TOBB Türkiye Yükseköğretim Meclisi Toplantısı, YÖK Başkanı Prof. Dr. Yekta Saraç, TOBB Başkanı Rifat Hisarcıklıoğlu ile Türkiye'deki vakıf üniversitelerinin mütevelli heyet başkanları ve rektörlerinin katılımıyla gerçekti.
Türkiye'de yükseköğretim öğrenci sayısının 8 milyonu aştığını bildiren Saraç, "Bu sayı, Almanya'nın iki katı. Daha önce 'bu sayı ile Rusya'dan sonra ikinci ülkeyiz' diyorduk. Türkiye, şu anki yükseköğretimdeki öğrenci sayısı ile Rusya'daki öğrenci sayısını geçti." dedi.
Saraç, bu sayının olumlu tarafının bulunduğuna ancak yönetilmediği takdirde "tehditkar" taraflarının olacağına işaret etti.
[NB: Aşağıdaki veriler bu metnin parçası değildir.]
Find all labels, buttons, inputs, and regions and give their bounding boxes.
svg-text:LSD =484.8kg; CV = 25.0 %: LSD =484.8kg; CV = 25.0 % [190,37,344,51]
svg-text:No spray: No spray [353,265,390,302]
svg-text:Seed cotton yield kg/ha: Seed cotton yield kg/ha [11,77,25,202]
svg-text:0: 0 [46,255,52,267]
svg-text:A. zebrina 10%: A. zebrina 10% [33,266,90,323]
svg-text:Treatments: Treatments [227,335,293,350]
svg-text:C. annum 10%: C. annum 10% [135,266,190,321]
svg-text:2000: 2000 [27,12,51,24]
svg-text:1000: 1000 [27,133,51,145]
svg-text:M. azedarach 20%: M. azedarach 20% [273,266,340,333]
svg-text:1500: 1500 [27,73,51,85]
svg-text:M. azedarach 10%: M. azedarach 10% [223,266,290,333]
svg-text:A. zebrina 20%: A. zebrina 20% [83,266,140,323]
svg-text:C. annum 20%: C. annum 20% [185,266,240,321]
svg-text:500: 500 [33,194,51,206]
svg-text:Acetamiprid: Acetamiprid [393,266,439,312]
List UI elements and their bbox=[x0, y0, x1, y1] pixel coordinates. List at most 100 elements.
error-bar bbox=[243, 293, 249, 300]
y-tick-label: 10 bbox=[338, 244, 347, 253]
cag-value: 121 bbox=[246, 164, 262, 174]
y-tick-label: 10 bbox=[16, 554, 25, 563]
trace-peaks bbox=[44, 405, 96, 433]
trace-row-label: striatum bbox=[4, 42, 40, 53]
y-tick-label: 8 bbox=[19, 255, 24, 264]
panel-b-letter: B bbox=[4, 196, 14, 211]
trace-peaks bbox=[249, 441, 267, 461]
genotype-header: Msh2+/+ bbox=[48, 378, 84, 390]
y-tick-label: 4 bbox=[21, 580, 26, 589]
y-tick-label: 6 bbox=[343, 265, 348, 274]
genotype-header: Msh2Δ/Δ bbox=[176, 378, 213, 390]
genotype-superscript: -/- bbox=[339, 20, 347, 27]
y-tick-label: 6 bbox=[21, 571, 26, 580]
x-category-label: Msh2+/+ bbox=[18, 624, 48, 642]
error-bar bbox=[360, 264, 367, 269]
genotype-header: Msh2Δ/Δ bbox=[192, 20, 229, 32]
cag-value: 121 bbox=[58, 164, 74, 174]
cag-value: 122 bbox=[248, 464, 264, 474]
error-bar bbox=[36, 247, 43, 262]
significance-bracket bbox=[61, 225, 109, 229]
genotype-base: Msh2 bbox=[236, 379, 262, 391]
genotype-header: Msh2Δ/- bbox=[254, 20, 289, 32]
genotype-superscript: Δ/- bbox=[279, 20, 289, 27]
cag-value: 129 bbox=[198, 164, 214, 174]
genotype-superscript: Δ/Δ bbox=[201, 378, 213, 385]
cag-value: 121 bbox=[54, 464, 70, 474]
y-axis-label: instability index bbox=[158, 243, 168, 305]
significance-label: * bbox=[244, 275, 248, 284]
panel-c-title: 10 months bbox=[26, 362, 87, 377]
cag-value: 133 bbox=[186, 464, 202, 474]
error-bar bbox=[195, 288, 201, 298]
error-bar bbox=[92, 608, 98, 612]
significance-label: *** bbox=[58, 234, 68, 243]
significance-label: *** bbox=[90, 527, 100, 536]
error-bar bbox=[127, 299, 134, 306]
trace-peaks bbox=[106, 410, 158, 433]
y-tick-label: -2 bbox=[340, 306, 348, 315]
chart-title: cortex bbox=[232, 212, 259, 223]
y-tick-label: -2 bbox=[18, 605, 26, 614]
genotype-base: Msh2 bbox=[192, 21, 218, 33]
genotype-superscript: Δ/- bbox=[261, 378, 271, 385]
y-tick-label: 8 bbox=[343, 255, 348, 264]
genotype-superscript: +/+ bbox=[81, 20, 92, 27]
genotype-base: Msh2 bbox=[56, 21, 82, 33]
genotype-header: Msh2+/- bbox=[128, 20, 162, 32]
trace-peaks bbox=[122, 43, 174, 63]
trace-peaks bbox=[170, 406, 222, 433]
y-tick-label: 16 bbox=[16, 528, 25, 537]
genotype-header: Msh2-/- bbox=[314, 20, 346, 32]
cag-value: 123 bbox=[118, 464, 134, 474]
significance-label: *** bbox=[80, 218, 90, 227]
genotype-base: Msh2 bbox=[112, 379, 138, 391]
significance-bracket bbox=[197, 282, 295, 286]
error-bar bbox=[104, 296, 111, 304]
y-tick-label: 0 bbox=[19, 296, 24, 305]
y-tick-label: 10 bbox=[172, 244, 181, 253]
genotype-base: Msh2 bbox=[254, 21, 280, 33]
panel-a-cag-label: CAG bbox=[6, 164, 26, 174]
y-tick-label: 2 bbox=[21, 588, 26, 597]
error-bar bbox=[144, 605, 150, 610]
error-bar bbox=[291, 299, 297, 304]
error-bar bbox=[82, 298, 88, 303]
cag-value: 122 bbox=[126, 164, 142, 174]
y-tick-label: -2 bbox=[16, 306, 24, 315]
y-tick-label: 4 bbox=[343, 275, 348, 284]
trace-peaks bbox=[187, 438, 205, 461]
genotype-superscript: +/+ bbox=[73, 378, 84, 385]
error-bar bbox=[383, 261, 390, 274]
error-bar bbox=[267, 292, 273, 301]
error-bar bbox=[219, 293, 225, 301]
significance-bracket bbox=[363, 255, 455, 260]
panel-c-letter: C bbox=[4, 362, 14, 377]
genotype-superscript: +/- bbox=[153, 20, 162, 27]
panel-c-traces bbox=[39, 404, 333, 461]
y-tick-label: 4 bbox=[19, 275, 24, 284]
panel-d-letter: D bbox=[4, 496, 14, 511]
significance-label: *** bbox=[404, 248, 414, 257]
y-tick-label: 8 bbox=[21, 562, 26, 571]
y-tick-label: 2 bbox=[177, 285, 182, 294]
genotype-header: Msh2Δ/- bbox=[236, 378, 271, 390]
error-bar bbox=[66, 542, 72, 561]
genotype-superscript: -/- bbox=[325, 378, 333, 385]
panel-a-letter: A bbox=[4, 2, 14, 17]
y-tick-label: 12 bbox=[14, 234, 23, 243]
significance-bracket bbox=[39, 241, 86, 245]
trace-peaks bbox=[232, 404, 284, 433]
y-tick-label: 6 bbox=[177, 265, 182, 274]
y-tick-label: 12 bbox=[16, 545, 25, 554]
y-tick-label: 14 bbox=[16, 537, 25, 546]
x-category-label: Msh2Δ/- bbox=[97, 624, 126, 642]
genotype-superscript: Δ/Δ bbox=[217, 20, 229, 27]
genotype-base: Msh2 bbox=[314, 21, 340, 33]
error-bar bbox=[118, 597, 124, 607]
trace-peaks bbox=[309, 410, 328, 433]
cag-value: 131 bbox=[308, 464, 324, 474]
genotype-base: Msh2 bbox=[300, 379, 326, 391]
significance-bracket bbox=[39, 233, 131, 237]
Yükseköğretimde toplam kontenjanlarının yaklaşık yüzde 19'unun vakıf yükseköğretim kurumlarında bulunduğunu aktaran Saraç, "Yüzde 20'si ön lisans, geri kalanı da lisans programlarında." bilgisini verdi.
YÖK'ün son yıllarda yürüttüğü projeler ve yasal düzenlemelere ilişkin bilgiler aktaran Saraç, bunların arasında en büyük başarılarının 30 yıldır konuşulan bağımsız bir Yükseköğretim Kalite Kurulunun kurulması olduğunu vurguladı.
Saraç, 2016'dan bu yana 16 vakıf üniversitesi olmak üzere 70 üniversitenin dış değerlendirme sürecinden geçtiğini bildirdi.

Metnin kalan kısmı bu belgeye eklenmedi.